Indyk: Bush has too little time to achieve final status accord
By David Horovitz August 3, 2007Palestinians ‘don’t have institutions or capabilities to be responsible partners,’ says former ambassador
The Bush Administration would be wrong to believe that it can secure a permanent Israeli-Palestinian peace accord in the final year or so it has left in office, Martin Indyk, ambassador to Israel under President Clinton, warned on Thursday.
‘I hope that’s not their plan,’ said Indyk, who was deeply involved in the failed push for a permanent deal at Camp David in 2000. ‘If so, they’ll drive it to a bad end. It’s bad to set artificial deadlines.
‘I was burned by that,’ Indyk told The Jerusalem Post, referring to the effort to forge a deal between prime minister Ehud Barak and Palestinian Authority chairman Yasser Arafat in the final months of the Clinton Administration. ‘To try to push to a [full] agreement in the final year of the administration is precisely what George Bush criticized Clinton for doing. It would be ironic indeed if Bush wound up doing it himself.’
Indyk said he had no doubt that the current flurry of diplomatic activity was indeed designed to galvanize a resumption of substantive talks on final status issues, and he said it would be a ‘signal achievement’ for the administration if this proved attainable. But he hoped there was ‘a degree of realism’ about what was possible and in what time-frame.
He also charged that the Administration was making a critical mistake in focusing its efforts so predominantly on the diplomatic track without devoting the necessary attention to the need for an international force to build a security partnership with the Palestinians in the West Bank.
‘You must have third party involvement,’ he said, because ‘the Palestinians can’t build up their security capabilities and reform Fatah in reasonable time. That’s the gap. If it’s not filled, the whole structure will collapse like a house of cards.’

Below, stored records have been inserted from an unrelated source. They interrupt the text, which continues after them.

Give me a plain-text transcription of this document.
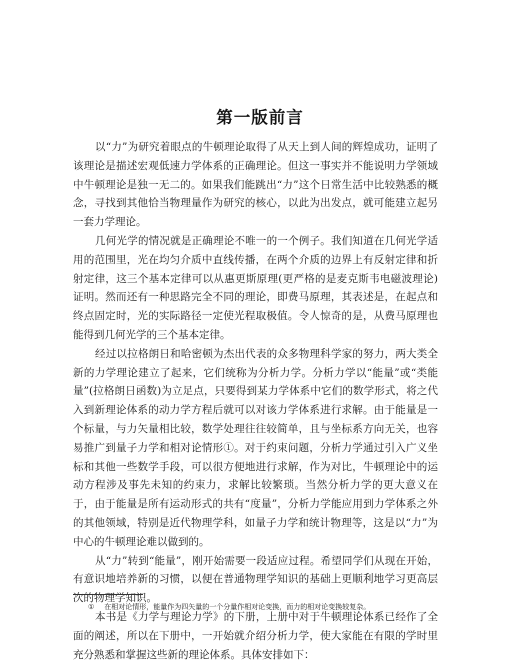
第一版前言

以“力”为研究着眼点的牛顿理论取得了从天上到人间的辉煌成功，证明了该理论是描述宏观低速力学体系的正确理论。但这一事实并不能说明力学领域中牛顿理论是独一无二的。如果我们能跳出“力”这个日常生活中比较熟悉的概念，寻找到其他恰当物理量作为研究的核心，以此为出发点，就可能建立起另一套力学理论。

几何光学的情况就是正确理论不唯一的一个例子。我们知道在几何光学适用的范围里，光在均匀介质中直线传播，在两个介质的边界上有反射定律和折射定律，这三个基本定律可以从惠更斯原理(更严格的是麦克斯韦电磁波理论)证明。然而还有一种思路完全不同的理论，即费马原理，其表述是，在起点和终点固定时，光的实际路径一定使光程取极值。令人惊奇的是，从费马原理也能得到几何光学的三个基本定律。

经过以拉格朗日和哈密顿为杰出代表的众多物理科学家的努力，两大类全新的力学理论建立了起来，它们统称为分析力学。分析力学以“能量”或“类能量”(拉格朗日函数)为立足点，只要得到某力学体系中它们的数学形式，将之代入到新理论体系的动力学方程后就可以对该力学体系进行求解。由于能量是一个标量，与力矢量相比较，数学处理往往较简单，且与坐标系方向无关，也容易推广到量子力学和相对论情形①。对于约束问题，分析力学通过引入广义坐标和其他一些数学手段，可以很方便地进行求解，作为对比，牛顿理论中的运动方程涉及事先未知的约束力，求解比较繁琐。当然分析力学的更大意义在于，由于能量是所有运动形式的共有“度量”，分析力学能应用到力学体系之外的其他领域，特别是近代物理学科，如量子力学和统计物理等，这是以“力”为中心的牛顿理论难以做到的。

从“力”转到“能量”，刚开始需要一段适应过程。希望同学们从现在开始，有意识地培养新的习惯，以便在普通物理学知识的基础上更顺利地学习更高层次的物理学知识。

本书是《力学与理论力学》的下册，上册中对于牛顿理论体系已经作了全面的阐述，所以在下册中，一开始就介绍分析力学，使大家能在有限的学时里充分熟悉和掌握这些新的理论体系。具体安排如下：

① 在相对论情形，能量作为四矢量的一个分量作相对论变换，而力的相对论变换较复杂。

As things stood, the Palestinians ‘don’t have the institutions or the capabilities to be responsible partners’ to a final status deal, he said. And no diplomatic process could possibly succeed, he said, unless the Palestinians were able to exercise ‘reliable control’ over any territory from which Israel would withdraw as part of an accord.
What was needed, he said, was an international force, of perhaps 10,000 men, to carry out training of the Palestinians and joint operations in the West Bank. This, in turn, could gradually restore Israeli confidence in the viability of a partnership with the Palestinians.
The bottom line, said Indyk, who is now the director of the Saban Center for Middle East Policy at the Brookings Institution in Washington, was that there could be no viable diplomatic achievement unless there was ‘support of a tangible consensus of the Israeli people. And they won’t give that support unless they see a responsible partner on the Palestinian side…. Since Israel holds all the cards, you must convince the people of Israel. They won’t be convinced to give up the West Bank and the Arab parts of east Jerusalem, and that’s what we’re talking about here, unless they feel there is a responsible, capable [Palestinian] partner,’ Indyk said.